Montag, 21. Mai 2012

Validate Your Tests With Jester


What is Jester?

Jester is available  on sourceforge (http://jester.sourceforge.net/) and on the project page, the tool is described as a "JUnit test tester". I think that describes it very precise. Jester basically tests how many changes to the code are discovered by the tests. 


What does Jester do?

What Jester does is rather simple. The tool scans the source code for possible mutations. For any mutation, Jester modifies the source code and runs the tests again. If at least one test fails, everything is fine.
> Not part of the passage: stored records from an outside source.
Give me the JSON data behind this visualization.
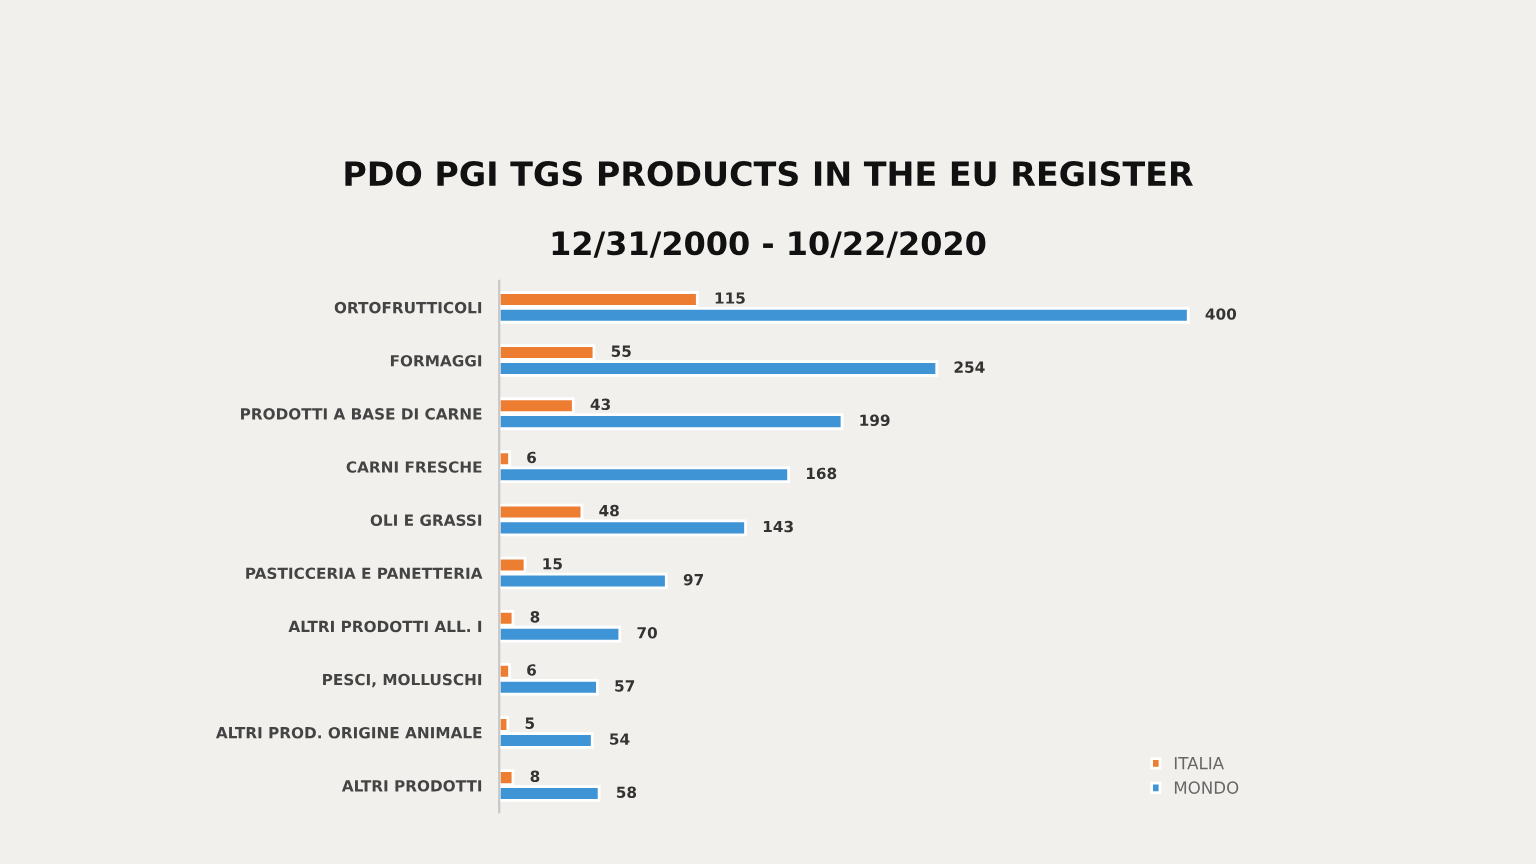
{
  "chart_data": {
    "type": "bar",
    "orientation": "horizontal",
    "title": "PDO PGI TGS PRODUCTS IN THE EU REGISTER",
    "subtitle": "12/31/2000 - 10/22/2020",
    "categories": [
      "ORTOFRUTTICOLI",
      "FORMAGGI",
      "PRODOTTI A BASE DI CARNE",
      "CARNI FRESCHE",
      "OLI E GRASSI",
      "PASTICCERIA E PANETTERIA",
      "ALTRI PRODOTTI ALL. I",
      "PESCI, MOLLUSCHI",
      "ALTRI PROD. ORIGINE ANIMALE",
      "ALTRI PRODOTTI"
    ],
    "series": [
      {
        "name": "ITALIA",
        "color": "#ed7d31",
        "values": [
          115,
          55,
          43,
          6,
          48,
          15,
          8,
          6,
          5,
          8
        ]
      },
      {
        "name": "MONDO",
        "color": "#3f94d6",
        "values": [
          400,
          254,
          199,
          168,
          143,
          97,
          70,
          57,
          54,
          58
        ]
      }
    ],
    "data_labels": true,
    "legend": "bottom right",
    "grid": false
  }
}
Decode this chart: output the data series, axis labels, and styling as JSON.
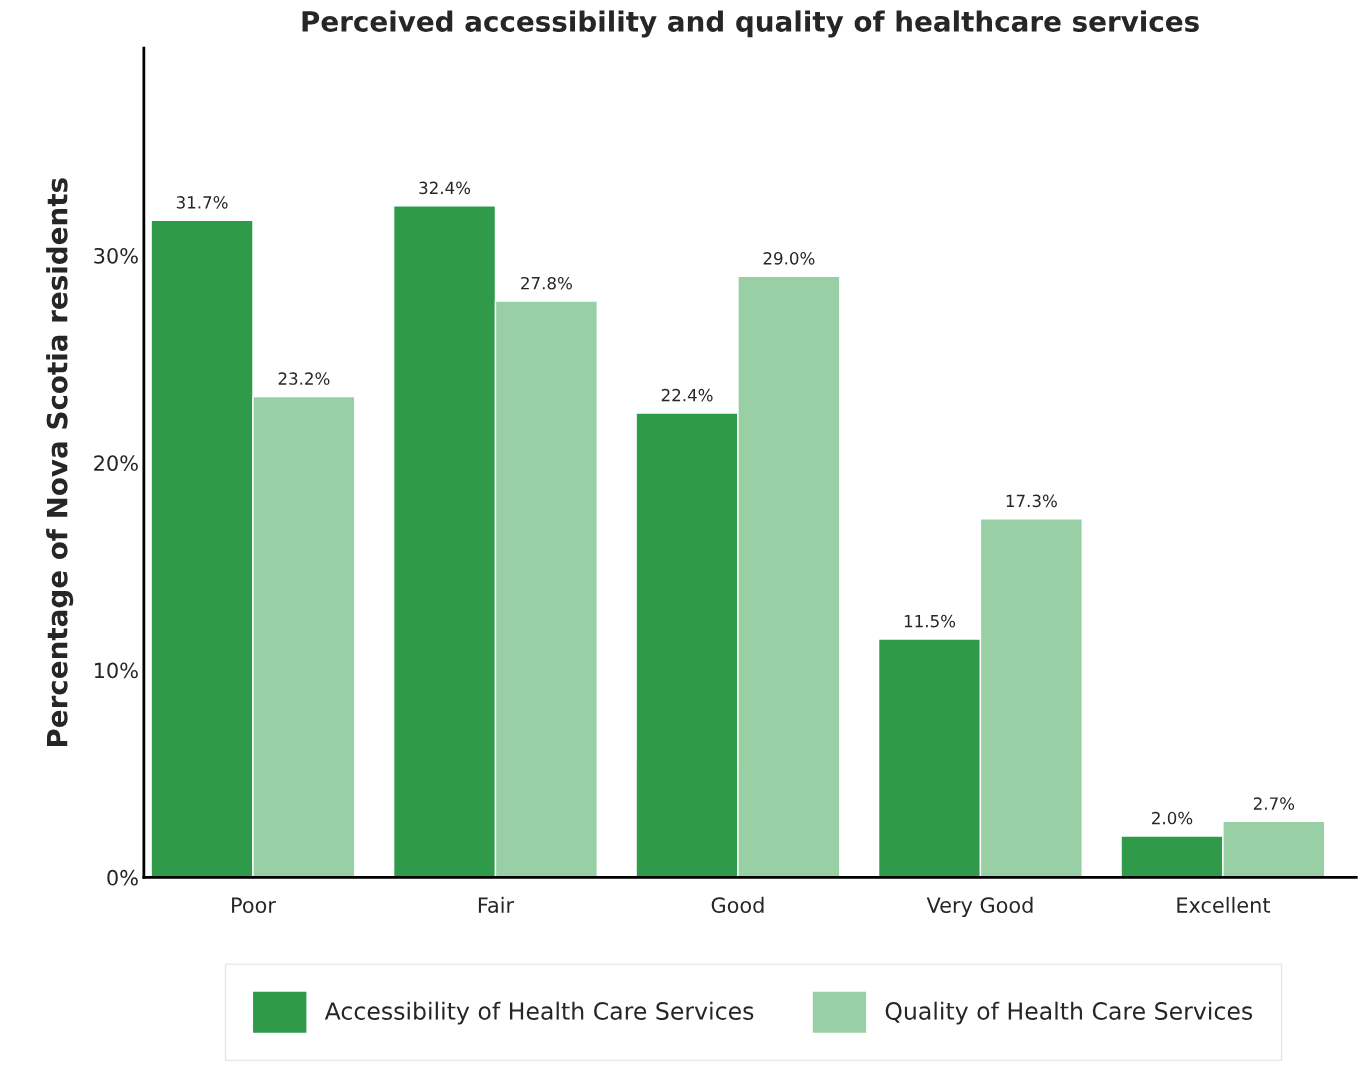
{
  "chart_data": {
    "type": "bar",
    "title": "Perceived accessibility and quality of healthcare services",
    "ylabel": "Percentage of Nova Scotia residents",
    "categories": [
      "Poor",
      "Fair",
      "Good",
      "Very Good",
      "Excellent"
    ],
    "series": [
      {
        "name": "Accessibility of Health Care Services",
        "color": "#2e9a4a",
        "values": [
          31.7,
          32.4,
          22.4,
          11.5,
          2.0
        ],
        "value_labels": [
          "31.7%",
          "32.4%",
          "22.4%",
          "11.5%",
          "2.0%"
        ]
      },
      {
        "name": "Quality of Health Care Services",
        "color": "#99cfa4",
        "values": [
          23.2,
          27.8,
          29.0,
          17.3,
          2.7
        ],
        "value_labels": [
          "23.2%",
          "27.8%",
          "29.0%",
          "17.3%",
          "2.7%"
        ]
      }
    ],
    "ylim": [
      0,
      40
    ],
    "yticks": [
      {
        "value": 0,
        "label": "0%"
      },
      {
        "value": 10,
        "label": "10%"
      },
      {
        "value": 20,
        "label": "20%"
      },
      {
        "value": 30,
        "label": "30%"
      }
    ],
    "grid": false,
    "legend": "bottom"
  }
}
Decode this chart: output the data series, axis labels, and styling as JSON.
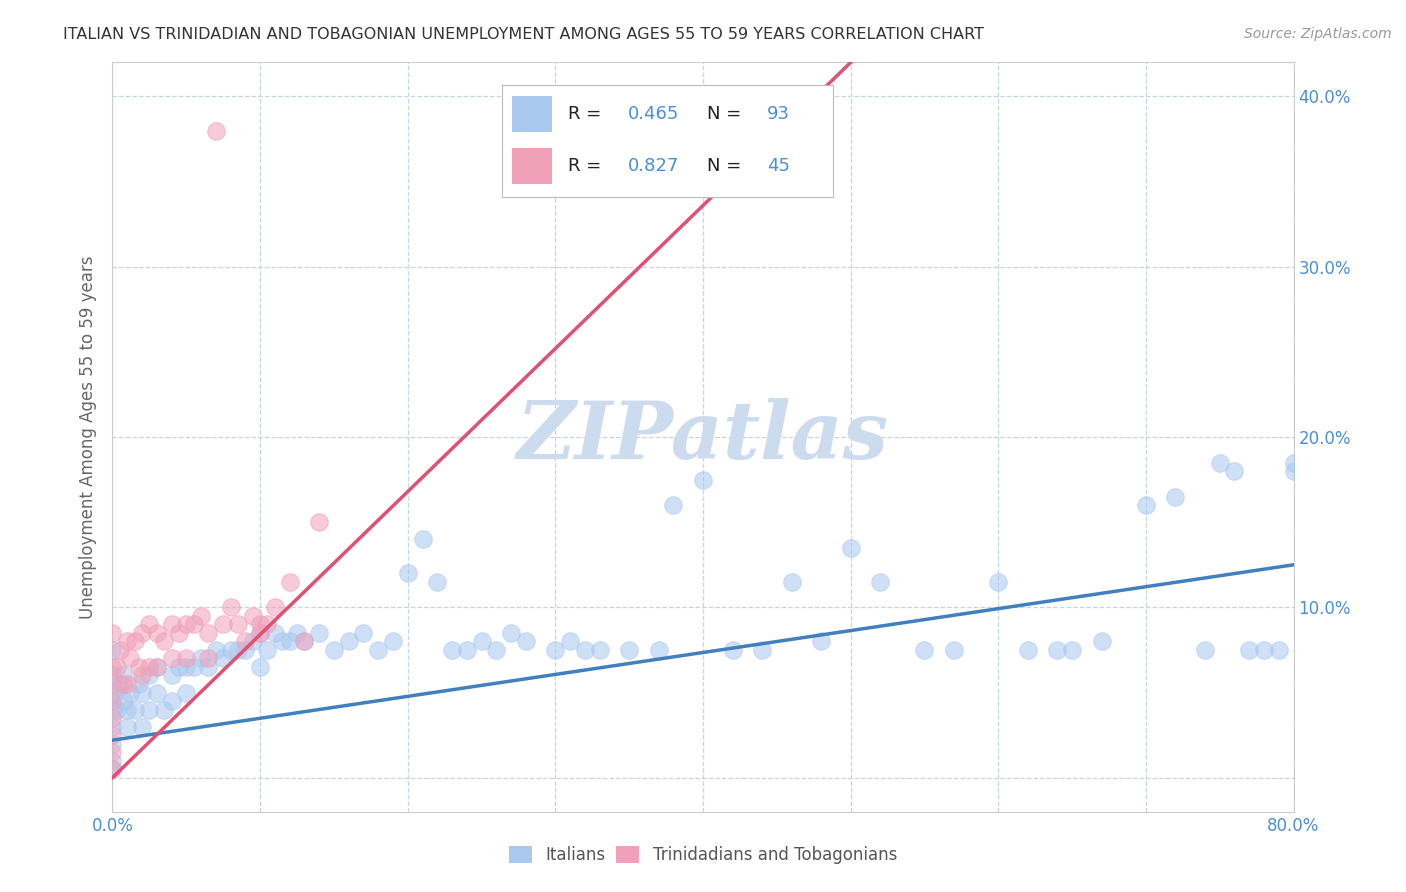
{
  "title": "ITALIAN VS TRINIDADIAN AND TOBAGONIAN UNEMPLOYMENT AMONG AGES 55 TO 59 YEARS CORRELATION CHART",
  "source": "Source: ZipAtlas.com",
  "ylabel": "Unemployment Among Ages 55 to 59 years",
  "xlim": [
    0.0,
    0.8
  ],
  "ylim": [
    -0.02,
    0.42
  ],
  "xticks": [
    0.0,
    0.1,
    0.2,
    0.3,
    0.4,
    0.5,
    0.6,
    0.7,
    0.8
  ],
  "yticks": [
    0.0,
    0.1,
    0.2,
    0.3,
    0.4
  ],
  "xticklabels": [
    "0.0%",
    "",
    "",
    "",
    "",
    "",
    "",
    "",
    "80.0%"
  ],
  "yticklabels": [
    "",
    "10.0%",
    "20.0%",
    "30.0%",
    "40.0%"
  ],
  "italian_R": "0.465",
  "italian_N": "93",
  "tnt_R": "0.827",
  "tnt_N": "45",
  "italian_color": "#a8c8f0",
  "tnt_color": "#f0a0b8",
  "italian_line_color": "#4080c0",
  "tnt_line_color": "#e05070",
  "legend_color": "#4a90d9",
  "watermark": "ZIPatlas",
  "watermark_color": "#ccdcee",
  "background_color": "#ffffff",
  "grid_color": "#c8d4e4",
  "title_color": "#333333",
  "source_color": "#999999",
  "italian_scatter_x": [
    0.0,
    0.0,
    0.0,
    0.0,
    0.0,
    0.0,
    0.0,
    0.0,
    0.002,
    0.003,
    0.005,
    0.007,
    0.008,
    0.01,
    0.01,
    0.012,
    0.015,
    0.018,
    0.02,
    0.02,
    0.025,
    0.025,
    0.03,
    0.03,
    0.035,
    0.04,
    0.04,
    0.045,
    0.05,
    0.05,
    0.055,
    0.06,
    0.065,
    0.07,
    0.075,
    0.08,
    0.085,
    0.09,
    0.095,
    0.1,
    0.1,
    0.105,
    0.11,
    0.115,
    0.12,
    0.125,
    0.13,
    0.14,
    0.15,
    0.16,
    0.17,
    0.18,
    0.19,
    0.2,
    0.21,
    0.22,
    0.23,
    0.24,
    0.25,
    0.26,
    0.27,
    0.28,
    0.3,
    0.31,
    0.32,
    0.33,
    0.35,
    0.37,
    0.38,
    0.4,
    0.42,
    0.44,
    0.46,
    0.48,
    0.5,
    0.52,
    0.55,
    0.57,
    0.6,
    0.62,
    0.64,
    0.65,
    0.67,
    0.7,
    0.72,
    0.74,
    0.75,
    0.76,
    0.77,
    0.78,
    0.79,
    0.8,
    0.8
  ],
  "italian_scatter_y": [
    0.075,
    0.06,
    0.05,
    0.04,
    0.03,
    0.02,
    0.01,
    0.005,
    0.05,
    0.04,
    0.055,
    0.06,
    0.045,
    0.04,
    0.03,
    0.05,
    0.04,
    0.055,
    0.05,
    0.03,
    0.06,
    0.04,
    0.065,
    0.05,
    0.04,
    0.06,
    0.045,
    0.065,
    0.065,
    0.05,
    0.065,
    0.07,
    0.065,
    0.075,
    0.07,
    0.075,
    0.075,
    0.075,
    0.08,
    0.085,
    0.065,
    0.075,
    0.085,
    0.08,
    0.08,
    0.085,
    0.08,
    0.085,
    0.075,
    0.08,
    0.085,
    0.075,
    0.08,
    0.12,
    0.14,
    0.115,
    0.075,
    0.075,
    0.08,
    0.075,
    0.085,
    0.08,
    0.075,
    0.08,
    0.075,
    0.075,
    0.075,
    0.075,
    0.16,
    0.175,
    0.075,
    0.075,
    0.115,
    0.08,
    0.135,
    0.115,
    0.075,
    0.075,
    0.115,
    0.075,
    0.075,
    0.075,
    0.08,
    0.16,
    0.165,
    0.075,
    0.185,
    0.18,
    0.075,
    0.075,
    0.075,
    0.18,
    0.185
  ],
  "tnt_scatter_x": [
    0.0,
    0.0,
    0.0,
    0.0,
    0.0,
    0.0,
    0.0,
    0.0,
    0.003,
    0.005,
    0.007,
    0.01,
    0.01,
    0.012,
    0.015,
    0.018,
    0.02,
    0.02,
    0.025,
    0.025,
    0.03,
    0.03,
    0.035,
    0.04,
    0.04,
    0.045,
    0.05,
    0.05,
    0.055,
    0.06,
    0.065,
    0.065,
    0.07,
    0.075,
    0.08,
    0.085,
    0.09,
    0.095,
    0.1,
    0.1,
    0.105,
    0.11,
    0.12,
    0.13,
    0.14
  ],
  "tnt_scatter_y": [
    0.085,
    0.065,
    0.055,
    0.045,
    0.035,
    0.025,
    0.015,
    0.005,
    0.065,
    0.075,
    0.055,
    0.08,
    0.055,
    0.07,
    0.08,
    0.065,
    0.085,
    0.06,
    0.09,
    0.065,
    0.085,
    0.065,
    0.08,
    0.09,
    0.07,
    0.085,
    0.09,
    0.07,
    0.09,
    0.095,
    0.085,
    0.07,
    0.38,
    0.09,
    0.1,
    0.09,
    0.08,
    0.095,
    0.09,
    0.085,
    0.09,
    0.1,
    0.115,
    0.08,
    0.15
  ],
  "italian_line_x": [
    0.0,
    0.8
  ],
  "italian_line_y": [
    0.022,
    0.125
  ],
  "tnt_line_x": [
    0.0,
    0.5
  ],
  "tnt_line_y": [
    0.0,
    0.42
  ]
}
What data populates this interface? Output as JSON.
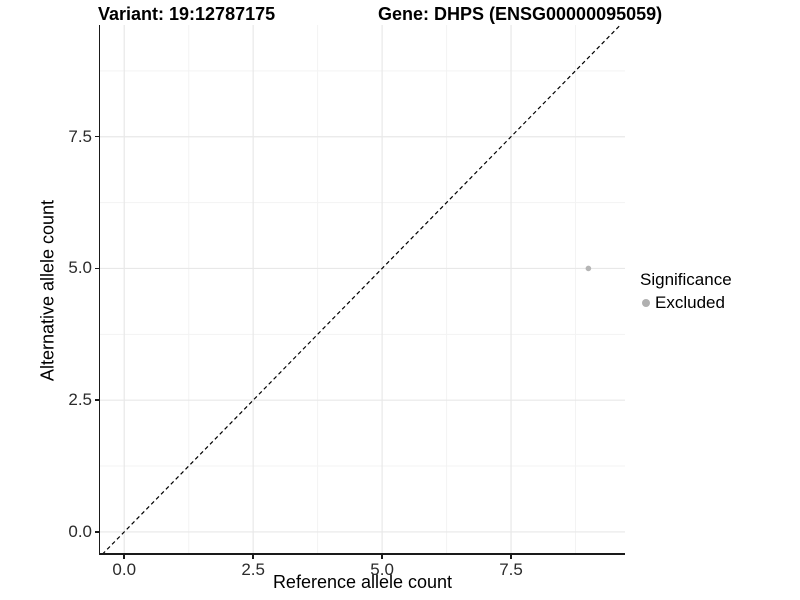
{
  "header": {
    "variant_title": "Variant: 19:12787175",
    "gene_title": "Gene: DHPS (ENSG00000095059)"
  },
  "chart_data": {
    "type": "scatter",
    "titles": [
      "Variant: 19:12787175",
      "Gene: DHPS (ENSG00000095059)"
    ],
    "xlabel": "Reference allele count",
    "ylabel": "Alternative allele count",
    "x_ticks": [
      0,
      2.5,
      5,
      7.5
    ],
    "x_tick_labels": [
      "0.0",
      "2.5",
      "5.0",
      "7.5"
    ],
    "y_ticks": [
      0,
      2.5,
      5,
      7.5
    ],
    "y_tick_labels": [
      "0.0",
      "2.5",
      "5.0",
      "7.5"
    ],
    "xlim": [
      -0.47,
      9.71
    ],
    "ylim": [
      -0.4,
      9.62
    ],
    "grid": {
      "on": true,
      "major_color": "#e8e8e8",
      "minor_color": "#f3f3f3"
    },
    "reference_line": {
      "slope": 1,
      "intercept": 0,
      "style": "dashed",
      "color": "#000000"
    },
    "series": [
      {
        "name": "Excluded",
        "color": "#b5b5b5",
        "points": [
          {
            "x": 9,
            "y": 5
          }
        ]
      }
    ],
    "legend": {
      "title": "Significance",
      "position": "right",
      "entries": [
        {
          "label": "Excluded",
          "color": "#b0b0b0"
        }
      ]
    },
    "axis_color": "#1a1a1a"
  }
}
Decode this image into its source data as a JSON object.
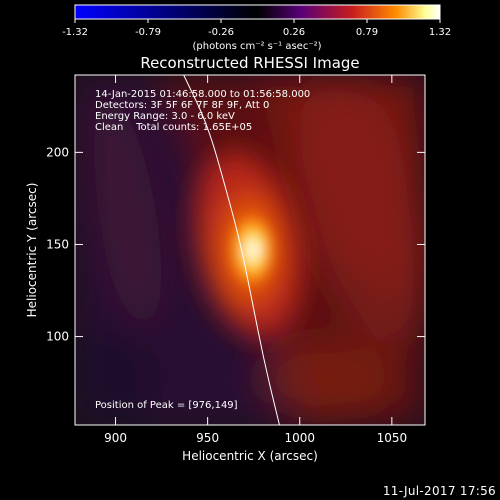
{
  "chart_data": {
    "type": "heatmap",
    "title": "Reconstructed RHESSI Image",
    "xlabel": "Heliocentric X (arcsec)",
    "ylabel": "Heliocentric Y (arcsec)",
    "xlim": [
      878,
      1068
    ],
    "ylim": [
      52,
      242
    ],
    "x_ticks": [
      900,
      950,
      1000,
      1050
    ],
    "y_ticks": [
      100,
      150,
      200
    ],
    "colorbar": {
      "range": [
        -1.32,
        1.32
      ],
      "ticks": [
        "-1.32",
        "-0.79",
        "-0.26",
        "0.26",
        "0.79",
        "1.32"
      ],
      "unit_label": "(photons cm⁻² s⁻¹ asec⁻²)",
      "colormap": [
        "#0000ff",
        "#000000",
        "#5a0078",
        "#c81e1e",
        "#ff8c00",
        "#ffff96",
        "#ffffff"
      ]
    },
    "annotations": [
      "14-Jan-2015 01:46:58.000 to 01:56:58.000",
      "Detectors: 3F 5F 6F 7F 8F 9F, Att 0",
      "Energy Range: 3.0 - 6.0 keV",
      "Clean    Total counts: 1.65E+05"
    ],
    "peak_text": "Position of Peak = [976,149]",
    "peak": {
      "x": 976,
      "y": 149,
      "value": 1.32
    },
    "limb_curve": [
      [
        937,
        242
      ],
      [
        950,
        215
      ],
      [
        960,
        180
      ],
      [
        968,
        150
      ],
      [
        974,
        120
      ],
      [
        981,
        85
      ],
      [
        989,
        52
      ]
    ],
    "grid": false
  },
  "footer": {
    "datestamp": "11-Jul-2017 17:56"
  }
}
After that, the change is reverted and Jester continues scanning.

What is a mutation?
This  can be configured in a way that if a pattern <A> is found, it is substituted with <B>. Some of the mutations pre-configured are:


  • "true" -> "false"
  • "false" -> "true"
  • "if(" -> "if(false && "
  • "if("-> "if(true || "

After Jester is done with scanning for mutations, there are 2 results:

  1. A score between 0 and 100. Example: If there were 100 mutations and 30 were not found with the tests, the core is ... 70!!! Suprising, right? :)
  2. An HTML report showing all mutations that "survived" the tests.


How to use Jester?

Basically, Jester needs 3 things to know in order to do the job:
  1. Where to find the source code?
  2. How to build the project?
  3. How to run the tests?
So, a bit simplified, you just need a directory and 2 ant scripts. In addition, Jester needs Python to be installed if you want the mentioned HTML report. But this is optional.


Why to use Jester?

I find Jester very useful and interesting for 2 reasons.

Validate your coverage

Of course, to measure code coverage is very useful and I think important as well. BUT it is very hard to interpret. The fact that X% of your code is covered with your tests is good to know. No question about that. What does this mean? I believe this alone means NOTHING. It is too simple to write tests that execute a lot of code, but validate only a little. I don't necessarily mean by accident, but unless you do strict TDD, the coverage will always be a bit better than what you really test.

I believe the Jester score can be some kind of hint on valid your code coverage is. So what means the Jester score?

100 - Most likely any change (bug?) introduced to your existing code will be discovered
0 - You probably can do anything with the code, the tests won't break. I like to call such tests "coverage tests". They are good for generating code coverage, but for nothing else.

Of course, the truth will be somewhere between. At least I find it very interesting to find out to which end I am nearer :)  

Find missing tests

The above mentioned HTML report with all the mutations that "survived" the tests is nothing less than a list of missing tests. If "true" can be changed to "false" without any test to fail, there are 2 possible reasons:

  1. A test is missing to test the need for that "true".
  2. That "true" is not needed and can be removed.

Summary

When I first heard about Jester, I was very curious about how it would work within the project I work with. Now that it works fine, I really like the insight I get from it. I really can recommend it and would like to hear other experiences.